La réception de la pensée grecque par les musulmans fut sélective, limitée, sans impact majeur sur les réalités de l’islam. Même en disposant des oeuvres philosophiques des Grecs, l’islam ne s’est pas véritablement hellénisé. Les traducteurs du Mont-Saint-Michel ont fait passer presque tout Aristote directement du grec au latin, plusieurs décennies avant qu’à Tolède on ne traduise les mêmes oeuvres en partant de leur version arabe. Au lieu de rêver que le monde islamique du Moyen Age, ouvert et généreux, vint offrir à l’Europe languissante et sombre les moyens de son expansion, il faudrait encore se souvenir que l’Occident n’a pas reçu ces savoirs en cadeau. Il est allé les chercher, parce qu’ils complétaient les textes qu’il détenait déjà. Et lui seul en a fait l’usage scientifique et politique que l’on connaît.
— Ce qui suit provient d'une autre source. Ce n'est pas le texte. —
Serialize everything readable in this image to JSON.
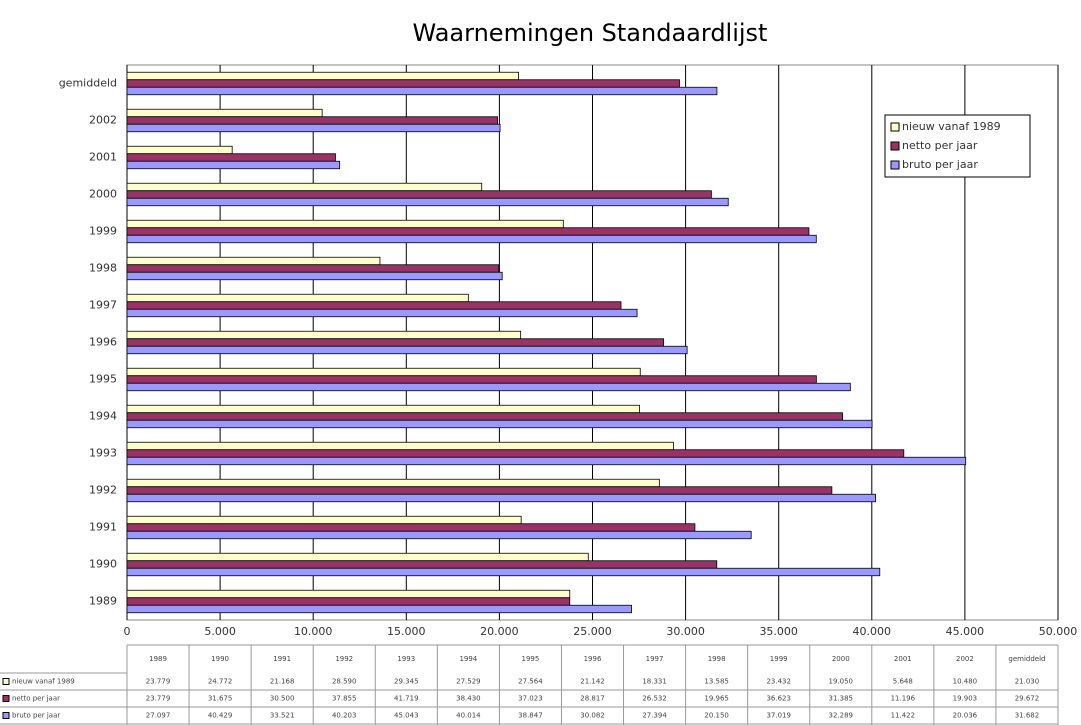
{
  "chart_data": {
    "type": "bar",
    "orientation": "horizontal",
    "title": "Waarnemingen Standaardlijst",
    "categories": [
      "1989",
      "1990",
      "1991",
      "1992",
      "1993",
      "1994",
      "1995",
      "1996",
      "1997",
      "1998",
      "1999",
      "2000",
      "2001",
      "2002",
      "gemiddeld"
    ],
    "series": [
      {
        "name": "nieuw vanaf 1989",
        "color": "#ffffcc",
        "values": [
          23779,
          24772,
          21168,
          28590,
          29345,
          27529,
          27564,
          21142,
          18331,
          13585,
          23432,
          19050,
          5648,
          10480,
          21030
        ],
        "value_labels": [
          "23.779",
          "24.772",
          "21.168",
          "28.590",
          "29.345",
          "27.529",
          "27.564",
          "21.142",
          "18.331",
          "13.585",
          "23.432",
          "19.050",
          "5.648",
          "10.480",
          "21.030"
        ]
      },
      {
        "name": "netto per jaar",
        "color": "#993366",
        "values": [
          23779,
          31675,
          30500,
          37855,
          41719,
          38430,
          37023,
          28817,
          26532,
          19965,
          36623,
          31385,
          11196,
          19903,
          29672
        ],
        "value_labels": [
          "23.779",
          "31.675",
          "30.500",
          "37.855",
          "41.719",
          "38.430",
          "37.023",
          "28.817",
          "26.532",
          "19.965",
          "36.623",
          "31.385",
          "11.196",
          "19.903",
          "29.672"
        ]
      },
      {
        "name": "bruto per jaar",
        "color": "#9999ff",
        "values": [
          27097,
          40429,
          33521,
          40203,
          45043,
          40014,
          38847,
          30082,
          27394,
          20150,
          37019,
          32289,
          11422,
          20036,
          31682
        ],
        "value_labels": [
          "27.097",
          "40.429",
          "33.521",
          "40.203",
          "45.043",
          "40.014",
          "38.847",
          "30.082",
          "27.394",
          "20.150",
          "37.019",
          "32.289",
          "11.422",
          "20.036",
          "31.682"
        ]
      }
    ],
    "xlim": [
      0,
      50000
    ],
    "xticks": [
      0,
      {
        "value": 5000,
        "label": "5.000"
      },
      {
        "value": 10000,
        "label": "10.000"
      },
      {
        "value": 15000,
        "label": "15.000"
      },
      {
        "value": 20000,
        "label": "20.000"
      },
      {
        "value": 25000,
        "label": "25.000"
      },
      {
        "value": 30000,
        "label": "30.000"
      },
      {
        "value": 35000,
        "label": "35.000"
      },
      {
        "value": 40000,
        "label": "40.000"
      },
      {
        "value": 45000,
        "label": "45.000"
      },
      {
        "value": 50000,
        "label": "50.000"
      }
    ],
    "grid": true,
    "legend": "top-right"
  }
}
Somme toute, contrairement aux idées politiquement correctes, la culture européenne ne doit rien à l’islam.
Michel Janva (merci à DB)
agape
A quoi il faut ajouter que jusqu’au début du XIIème siècle la majorité de la population au Proche-Orient (Egypte comprise) n’était pas encore devenue musulmane …En particulier au cours du califat Omeyyade (premier age d’or de l’Islam avec comme capitale Damas) l’Islam était surtout la religion des gouvernants et pas celle des gouvernés…
jean-claude
Vous avez raison de mettre votre dernière phrase au présent. Pour le futur, nous verrons… Peut-être un jour sera-t-il justifié de dire que la culture regnant sur le continent européen est d’origine musulmane…
xango
il faut faire circuler ce post (avec internet,c’est rapide) car chez de nombreuses personnes de bonne foi ces vérités ne sont pas connues
henry
Jai lu également quelque part que les moines irlandais de l’âge d’or de l’Irlande, épargnée par les premières invasions,et qui furent des copistes remarquables, ont acquis de nombreux manuscrits antiques et en ont assuré la reproduction et la diffusion, tant en Irlande que dans leurs fondations monastiques ailleurs en Europe, jusqu’à ce que ces communautés soient plus tard dispersées par suite des invasions des 8 et 9 ème siècle. Pour les anglo-saxons, c’est l’Irlande qui a assuré le relai entre le monde antique et le Moyen Age. La fable de la transmission par les musulmans est une désinformation récente.
Philippe Edmond
Plus de détails sur le rôle de ces chrétiens, médecins et professeurs de philosophie des califes
http://www.lesbonsdocs.com/pages/mediterraneeaumoyenage.htm#medecinsyriaque
Hunayn ibn Ishaq fut l’un des plus importants, ayant refuse de fournir des poisons à son maître il fut jeté en prison et justifia son objection de conscience par sa foi et son attachement au serment d’Hippocrate.
http://www.lesbonsdocs.com/pages/mediterraneeaumoyenage.htm#sermenthunayn
senex
Enfin un historien qui ne rabâche pas les poncifs antichrétiens propagés par le Mammouth.Il va se faire traiter de “révisionniste”.A soutenir.Bravo.Merci de ce scoop.
HB
Encore un qu’il va falloir faire protéger!
Espérons au moins que ceux chargés de sa protection ne soint pas islamistes!
free
Pour une des rares fois que l’on peut apprécier un article du Monde. Il faut en profiter et le faire partager.
Nabulione
Merci à ce spécialiste de confirmer ce que nous savions tous avant le déchaînement de la propagande islamophile qui n’est pas sans rappeler celle des “Afrikanistes”, inspirés par l’illustre inconnu cheikh Anta-Diop !!!